Om met dat laatste te beginnen, ja, hij was getrouwd. Het was een gemengd huwelijk, Mischehe werd dat door de Duitsers genoemd. Daarbij was Elie joods, zijn echtgenote Rinie niet. Elie liet zich Eddy noemen en ik gebruik die naam in de rest van het verhaal.

De familie Karelsen woonde in de Amsterdamse Rivierenbuurt. Op de derde etage van een woning in de Scheldestraat, huisnummer 101. De Scheldestraat was een winkelstraat aan de rand van de stad met in die tijd ‘kinderhoofdjes’ als bestrating. Je keek vanaf hun huis uit op het Scheldeplein. Daarachter lag een stuk opgespoten land. Nog verder weg liepen de Zuidelijke Wandelweg en de Ringdijk. Dat uitzicht is in de jaren na 1958 verdwenen. Door de bouw van het RAI-complex, de aanleg van de Nieuwe Utrechtseweg en de stadsuitbreiding Buitenveldert.
Het gezin Karelsen bestond uit vijf personen. Eddy, zijn vrouw en drie kinderen. Twee jongens en een meisje die ongeveer zo oud waren als m’n jongste broer en ikzelf. En er was een hondje dat de naam Poko droeg.
Wij woonden tot juli 1940 in Amsterdam maar hadden de eerste drie oorlogsjaren op diverse adressen in het Oosten en Noorden van het land doorgebracht. Illegaal, onder een andere naam, als gevolg van het verzetswerk van mijn vader. Nadat hij door de SD was opgepakt keerden we in augustus 1943 naar Amsterdam terug.
De eerste etage van de Scheldestraat 101 werd ons nieuwe adres. Het huisnummer waar ook de familie Karelsen woonde. Bij het kennismaken werden we met open armen door ze ontvangen. M’n jongste broer en ik werden daarna in snel tempo wegwijs gemaakt door de twee jongens in de familie, onze vrienden voor de erop volgende jaren.
Hun vader, Eddy dus, was toen 37 jaar. In m’n herinnering een man met een flink postuur en al aardig kalend.

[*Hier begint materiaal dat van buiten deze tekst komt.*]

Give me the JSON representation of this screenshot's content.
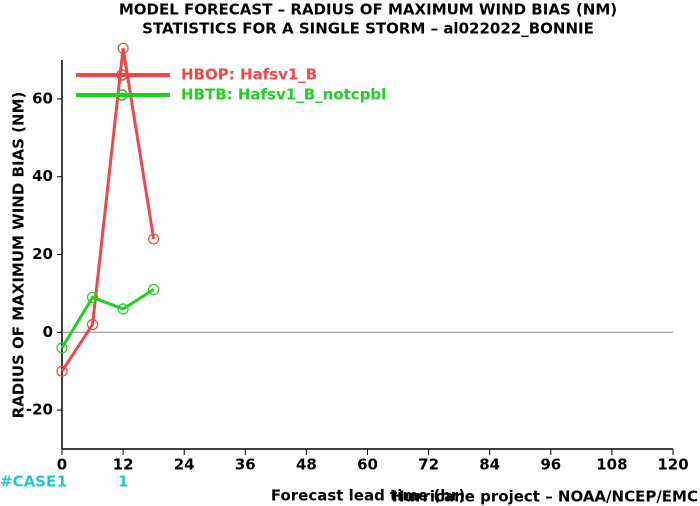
{
  "chart_data": {
    "type": "line",
    "title": [
      "MODEL FORECAST – RADIUS OF MAXIMUM WIND BIAS (NM)",
      "STATISTICS FOR A SINGLE STORM – al022022_BONNIE"
    ],
    "x_label": "Forecast lead time (hr)",
    "y_label": "RADIUS OF MAXIMUM WIND BIAS (NM)",
    "footer": "Hurricane project – NOAA/NCEP/EMC",
    "x": [
      0,
      6,
      12,
      18
    ],
    "series": [
      {
        "name": "HBOP: Hafsv1_B",
        "color": "#f04848",
        "values": [
          -10,
          2,
          73,
          24
        ]
      },
      {
        "name": "HBTB: Hafsv1_B_notcpbl",
        "color": "#20d020",
        "values": [
          -4,
          9,
          6,
          11
        ]
      }
    ],
    "xlim": [
      0,
      120
    ],
    "xticks": [
      0,
      12,
      24,
      36,
      48,
      60,
      72,
      84,
      96,
      108,
      120
    ],
    "ylim": [
      -30,
      70
    ],
    "yticks": [
      -20,
      0,
      20,
      40,
      60
    ],
    "zero_line": true,
    "cases": {
      "label": "#CASE",
      "color": "#20c8c8",
      "x": [
        0,
        12
      ],
      "values": [
        1,
        1
      ]
    }
  }
}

Als enige van de familie moest hij een Jodenster op zijn kleding dragen.
Het is jammer dat ik geen foto van hem of van zijn vrouw heb. Wat hij precies voor werk deed weet ik niet. Ik denk dat hij van alles aanpakte voor zover dat door de bezetter was toegestaan. Ik kan me nog wel herinneren dat hij met een bakfiets in de weer was om dingen weg te brengen naar adressen in de buurt of verder weg. Hij huurde die bij een fietsenstalling in de buurt. Met zijn zonen hebben we die wel eens teruggebracht naar de stalling. Die lag een paar straten verder, vlak bij de ijssalon die in het Achterhuis van Anne Frank wordt genoemd. Oase, al vanaf 1936.
Lang heb ik Eddy tijdens de oorlogsperiode niet meegemaakt. Op een gegeven moment moest hij naar een werkkamp en we zagen hem daarna pas weer terug na de bevrijding. Dat het betreffende kamp Westerbork is heb ik pas ontdekt na het verzoek dat ik van het Herinneringscentrum ontving. Ik denk niet dat ik die naam tijdens de oorlog kende. Ook niet of ik wist dat het als doorgangskamp functioneerde voor Joodse Nederlanders die vanaf die plaats naar de kampen in Duitsland, Polen en Tsjechië werden gedeporteerd.
Uit de gegevens op de kampkaart, waarvan het herinneringscentrum me een kopie stuurde, blijkt dat Eddy daar op 12 januari 1944 arriveerde. Vreemd genoeg werd hij volgens zijn persoonskaart in gemeente archief pas op 30-4-1944 uitgeschreven naar Westerbork.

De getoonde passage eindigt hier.